Coincidimos con todos vosotros en que, para las fechas en las que nos movemos ahora mismo, el relato que acabáis de concluir no parece muy navideño. No obstante, cuando después de muchos intentos a lo largo de los años y por todo el globo terráqueo de conseguir alguna distinción literaria fuera de las fronteras ibéricas del Otro Mundo, obteniendo un cero patatero perpetuo en todas las ocasiones, si en el lapso de un mes te encuentras con dos (2) segundos (2º) premios (¡premios!) en Buenos Aires (¡¡¡Buenos Aires!!! Aunque solo en la zona norte: se ve que en el sur les gusto menos), lo mínimo que se puede hacer con la alegría desbordada es gritarlo a los cuatro vientos… aunque rompa los esquemas navideños del personal en derredor. Al mismo tiempo, es un relato que también se aparta de mis esquemas, pues no suelo yo matar a nadie sobre el papel, a menos que la otra mitad del Otro Mundo me empuje con sus escritos cuando compartimos una obra. Pero ese atropello brotó solo, quizá porque debía germinar una historia que pretendía contar y que, sin dicho accidente mortal, no podía surgir. Y aunque no eran unas líneas que pegasen demasiado con mi manera de encarar una hoja en blanco, supongo que la idea sí se asemejaba algo más a la obra del autor que da nombre al certamen, Horacio Quiroga, de quien tengo que confesar que no había leído nada (realidad que se encuentra en vías de transmutar de forma inmediata, ya que uno de sus libros se encuentra en el Top 3 de pendientes: su final countdown).

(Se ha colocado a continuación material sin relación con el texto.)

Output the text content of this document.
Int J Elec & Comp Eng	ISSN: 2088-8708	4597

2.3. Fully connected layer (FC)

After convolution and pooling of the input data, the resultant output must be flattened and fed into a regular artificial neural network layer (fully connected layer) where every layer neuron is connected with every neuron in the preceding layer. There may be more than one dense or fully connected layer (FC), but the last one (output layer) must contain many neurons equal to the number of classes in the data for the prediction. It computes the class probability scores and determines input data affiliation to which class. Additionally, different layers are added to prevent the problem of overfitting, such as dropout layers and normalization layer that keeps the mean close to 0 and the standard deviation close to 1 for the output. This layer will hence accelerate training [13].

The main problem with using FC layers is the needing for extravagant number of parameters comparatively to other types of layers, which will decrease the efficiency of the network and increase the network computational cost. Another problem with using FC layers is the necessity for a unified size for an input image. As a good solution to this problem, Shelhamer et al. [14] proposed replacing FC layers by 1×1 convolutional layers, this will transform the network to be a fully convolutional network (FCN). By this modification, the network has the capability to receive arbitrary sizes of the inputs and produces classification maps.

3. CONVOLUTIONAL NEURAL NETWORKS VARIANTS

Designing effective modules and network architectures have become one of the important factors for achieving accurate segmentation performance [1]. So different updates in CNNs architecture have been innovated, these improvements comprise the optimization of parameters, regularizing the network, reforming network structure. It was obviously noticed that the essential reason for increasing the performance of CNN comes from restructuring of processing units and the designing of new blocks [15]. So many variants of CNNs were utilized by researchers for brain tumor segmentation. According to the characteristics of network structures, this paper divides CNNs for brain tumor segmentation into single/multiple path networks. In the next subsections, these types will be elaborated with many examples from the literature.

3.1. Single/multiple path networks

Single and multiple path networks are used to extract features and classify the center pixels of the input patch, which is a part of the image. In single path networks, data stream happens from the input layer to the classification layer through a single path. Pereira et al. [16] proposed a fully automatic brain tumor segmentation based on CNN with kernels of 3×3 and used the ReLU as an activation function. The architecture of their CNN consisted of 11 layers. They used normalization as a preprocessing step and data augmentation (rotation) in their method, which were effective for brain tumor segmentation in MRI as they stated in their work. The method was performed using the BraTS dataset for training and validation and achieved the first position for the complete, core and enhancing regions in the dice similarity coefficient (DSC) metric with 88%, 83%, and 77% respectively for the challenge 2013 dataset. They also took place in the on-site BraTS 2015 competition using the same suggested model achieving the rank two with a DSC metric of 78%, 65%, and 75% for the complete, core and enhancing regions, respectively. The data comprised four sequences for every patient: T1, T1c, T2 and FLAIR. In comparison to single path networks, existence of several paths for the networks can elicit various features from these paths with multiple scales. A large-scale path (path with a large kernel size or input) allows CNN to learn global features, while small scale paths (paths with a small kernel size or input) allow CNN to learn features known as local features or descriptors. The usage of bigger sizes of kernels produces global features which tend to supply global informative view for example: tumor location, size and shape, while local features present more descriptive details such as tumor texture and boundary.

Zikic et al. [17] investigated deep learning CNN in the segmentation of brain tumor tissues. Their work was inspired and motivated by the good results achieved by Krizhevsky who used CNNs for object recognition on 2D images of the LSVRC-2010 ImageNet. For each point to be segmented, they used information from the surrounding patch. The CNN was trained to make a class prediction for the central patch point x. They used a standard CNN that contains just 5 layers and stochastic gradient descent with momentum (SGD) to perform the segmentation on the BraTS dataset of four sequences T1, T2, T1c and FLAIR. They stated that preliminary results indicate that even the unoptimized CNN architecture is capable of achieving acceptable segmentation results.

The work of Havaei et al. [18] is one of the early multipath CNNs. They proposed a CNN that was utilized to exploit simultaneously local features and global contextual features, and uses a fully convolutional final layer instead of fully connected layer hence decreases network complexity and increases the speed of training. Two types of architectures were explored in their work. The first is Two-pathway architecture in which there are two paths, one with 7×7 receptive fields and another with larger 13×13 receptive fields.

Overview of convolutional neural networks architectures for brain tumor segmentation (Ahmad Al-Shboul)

Sea como fuere, este final de año literario ha sido tan bonito que este último post va a concluir con un tema argentino (porque viene muy a cuento/relato), en el que si cambiáis «tocar la guitarra» por «escribir» (o lo que más os apasione en esta vida), os va a insuflar la energía necesaria para perseguir vuestras metas con buen rollo. Y si no, pues una cancioncica que os lleváis, oye…

Resumiendo: pasadlo bien (o mejor aún) lo que queda de año, y cuidadico con 2024, porque nos seguimos leyendo. ¡Que no nos falte ni uno por aquí!

18 comentarios en “In memoriam

  1. Felicitaciones 🙂 y, por otro lado, ¡deshonor! ¿Cómo es que no leíste nada de Horacio Quiroga hasta ahora? Este premio es una señal para que empieces. El mensaje final de la entrada deja entrever que el blog seguirá activo el año que viene, ¡bien! Es un buen regalo navideño.
    Saludos y felices fiestas 🙂

    Le gusta a 2 personas

    1. ¡Deshonor supino! Asumo tamaño deshonor, pero ya tengo un volumen de Horacio Quiroga (gracias siempre a la biblioteca de mi ciudad) dispuesto a ser abierto en cuanto concluya mi lectura actual, con lo cual pretendo borrar dicha mácula de mi expediente en breve.
      Esperamos vernos todos el año que viene por estos lares, con lo cual nos resta desearte también unas muy felices fiestas, un próspero año nuevo y más lecturas para evitar deshonores como el mío propio.
      ¡Un saludo!

      Le gusta a 1 persona

    1. Ya he tenido alguna compatriota tuya por aquí dándome un tirón de orejas por no haber leído al señor Quiroga, y lo cierto es que lo sigo teniendo localizado en la pila de libros pendientes… Espero solucionarlo con prontitud.
      Gracias por la felicitación, pasarte por estos lares y aportar. ¡Un saludo!